Kritische randvoorwaarden daarbij zijn het vermogen binnen de organisatie om integraal te managen, goed om te gaan met modern personeelsmanagement, het doorbreken van de non-interventie en non-aanspreekcultuur, een betere onderlinge ervaringsuitwisseling en het betrekken van medewerkers onder de top. De beschikbare signalen bevestigen het beeld dat de implementatie pas echt kan slagen als deze aspecten van leiderschap goed zullen worden vervuld. Dat is nog niet volledig het geval.
Wil het openbaar ministerie daadwerkelijk als één organisatie kunnen werken, dan zal het zelf ook de verbinding moeten leggen tussen wat het te doen heeft en welke middelen daarvoor worden ingezet. Dat geldt niet alleen het openbaar ministerie als geheel (door het college van procureurs-generaal) maar ook voor de hoofden van de parketten: van hen wordt immers verwacht dat zij binnen hun arrondissement een verstandig handhavingsbeleid voeren en hun middelen zo goed als mogelijk inzetten binnen de afspraken die zijn gemaakt met de (lokale) handhavingspartners. De beheerovergang is gerealiseerd.

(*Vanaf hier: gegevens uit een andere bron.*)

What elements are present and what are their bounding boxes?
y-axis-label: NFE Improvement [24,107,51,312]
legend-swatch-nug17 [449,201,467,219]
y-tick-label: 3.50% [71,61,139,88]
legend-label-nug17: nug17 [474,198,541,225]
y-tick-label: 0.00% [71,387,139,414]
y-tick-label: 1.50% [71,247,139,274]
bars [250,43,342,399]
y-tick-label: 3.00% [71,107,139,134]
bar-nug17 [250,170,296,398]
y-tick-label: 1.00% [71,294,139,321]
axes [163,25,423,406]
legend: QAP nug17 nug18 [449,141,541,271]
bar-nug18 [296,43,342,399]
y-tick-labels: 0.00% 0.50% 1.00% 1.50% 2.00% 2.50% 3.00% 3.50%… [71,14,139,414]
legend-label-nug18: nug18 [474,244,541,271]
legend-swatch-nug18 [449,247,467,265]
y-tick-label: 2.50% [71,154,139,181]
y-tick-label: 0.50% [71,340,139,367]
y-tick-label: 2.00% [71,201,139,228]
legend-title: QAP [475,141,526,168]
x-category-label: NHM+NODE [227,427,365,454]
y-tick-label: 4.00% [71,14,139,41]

Sinds 1 januari 1998 beheert het openbaar ministerie zijn eigen middelen. Over de besteding van de middelen legt het college van procureurs-generaal conform de binnen justitie geldende richtlijnen en protocollen verantwoording af aan de betreffende directeur-generaal (in 1998 nog de DG WRR, het voornemen is dat vanaf 1999 te verleggen naar de DG Rh). Het college van procureurs-generaal kent een eigen cyclus van planning en control met parketten en andere OM-onderdelen. Op deze wijze worden de uitgezette middelen gekoppeld aan (management)afspraken en prestaties. De nieuwe beheersstructuur, zoals die in het plan van aanpak voor de reorganisatie OM in 1995 was aangekondigd staat daarmee op de rails; mede door de grondige voorbereiding en het intensieve schaduwdraaien in 1997 bleek de daadwerkelijke beheersovergang in 1998 geen grote schoksgewijze verandering te zijn.
De middelen voor infrastructurele voorzieningen, die door ZM en OM worden gedeeld, zoals automatisering en huisvesting, worden momenteel nog steeds beheerd door de directeur rechtspleging van het departement. Dat is uit het oogpunt van besturing een lastige situatie. In de zg. Contourennota over de modernisering van de rechtspraak wordt op korte termijn een beleidsnota over de toekomstige inrichting van het gemeenschappelijk beheer in het vooruitzicht gesteld.
Intussen is tevens vordering gemaakt in het informatiemanagement. Er ligt een Informatiseringsplan openbaar ministerie, waarin vanuit een samenhangende visie op de wijze waarop bedrijfsprocessen moeten worden ondersteund aangegeven wordt wat op dit terrein aan concrete projecten ondernomen moet worden. Tevens is een voorziening geschapen waarmee op centraal niveau (parket-generaal) toegang is tot de lokale bestuurlijke informatievoorziening. Daarmee komen snel en systematisch gegevens voorhanden die van belang zijn voor beleid en sturing.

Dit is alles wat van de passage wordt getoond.